Blutige Kriegsbilanz
Wehrschütz: „Wäre das Signal der USA an Moskau“
Seit 25 Jahren berichtet ORF-Urgestein Christian Wehrschütz (64) von den Frontlinien am Balkan und in der Ukraine. Nun hat er sein Reporterleben im Buch mit dem Titel „Frontlinien“ zusammengefasst.
Nicht nur in seinem Buch zieht Christian Wehrschütz seine brisante Blitz-Bilanz zum blutigen Putin-Krieg – im Interview mit der „Krone“ legt er seine Einschätzung dar.
„Krone“: Herr Wehrschütz, wie schätzen Sie den Status quo im Ukraine-Krieg ein?
Wehrschütz: Trotz ihrer Sommer- und Herbstoffensive ist den Russen beim Kampf um die Städte kein strategischer Mega-Erfolg gelungen. Deshalb verlagert sich auf beiden Seiten alles auf Luftangriffe.
Welche Rolle haben die USA?
Dank der amerikanischen Waffenlieferungen hatten die Ukrainer Erfolge: bei der Zielerfassung, der Zerstörung von Luftverteidigungsanlagen. Zudem konnte kritische Infrastruktur getroffen werden; Öl- und Erdgasleitungen, Raffinerien.
Welche ist die größte Stärke der Russen?
Sie nehmen wichtige Angriffsziele der ukrainischen Eigenversorgung exakt ins Visier: Gas- und Kraftwerke sowie Eisenbahnlinien werden systematisch ausradiert.
Wächst die Kriegsgefahr deshalb nun auch für Europa?
Es droht eine Entwicklung Richtung Eskalation, der Konflikt schaukelt sich immer mehr auf, und die Gesamtlage wird dadurch weltweit immer konfrontativer.
Werden die von den USA möglicherweise bald gelieferten Tomahawk-Raketen etwas im Kriegsverlauf verändern können?
Diese Langstreckenraketen haben eine Reichweite von mehr als 2000 Kilometern. Sie wären somit das Signal an Moskau, dass das gesamte Land beziehungsweise weite Teile des russischen Territoriums nun getroffen werden können. Dass die auch mit atomaren Sprengköpfen bestückbaren Tomahawk-Raketen allerdings zum „Gamechanger“ (engl. für Spiel-Veränderer, d. h. kriegsentscheidend) werden könnten, schließe ich aus.

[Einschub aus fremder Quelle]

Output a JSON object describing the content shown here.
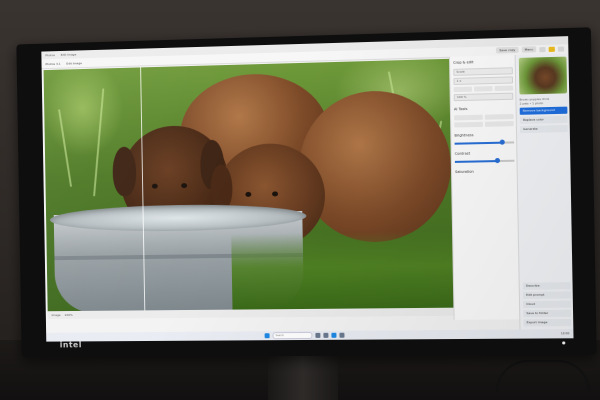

Abseits des grausigen Kriegsdramas. Was war einer der skurrilsten Momente im Laufe Ihrer Reporter-Zeit an der ukrainischen Front?
Nach der Sprengung eines Dammes in der Ostukraine traf ich einen Mann vor seinem versunkenen Haus. Er wollte mir seine Ruine zeigen. Da ich nur Stiefel trug, gab er mir seine Fischerhose, und ich watete mit ihm durchs Wasser. Plötzlich ein Anruf aus Wien: „In drei Minuten ORF-Einstieg!“ Mir blieb nichts anderes übrig, als aus dem überfluteten Minengebiet zu berichten – bis zu den Hüften im Brackwasser stehend.
Wie sehen Ihre Zukunftspläne aus?
Ich bleibe Balkan-Korrespondent bis Juni und dann bis Oktober 2026 noch in der Ukraine.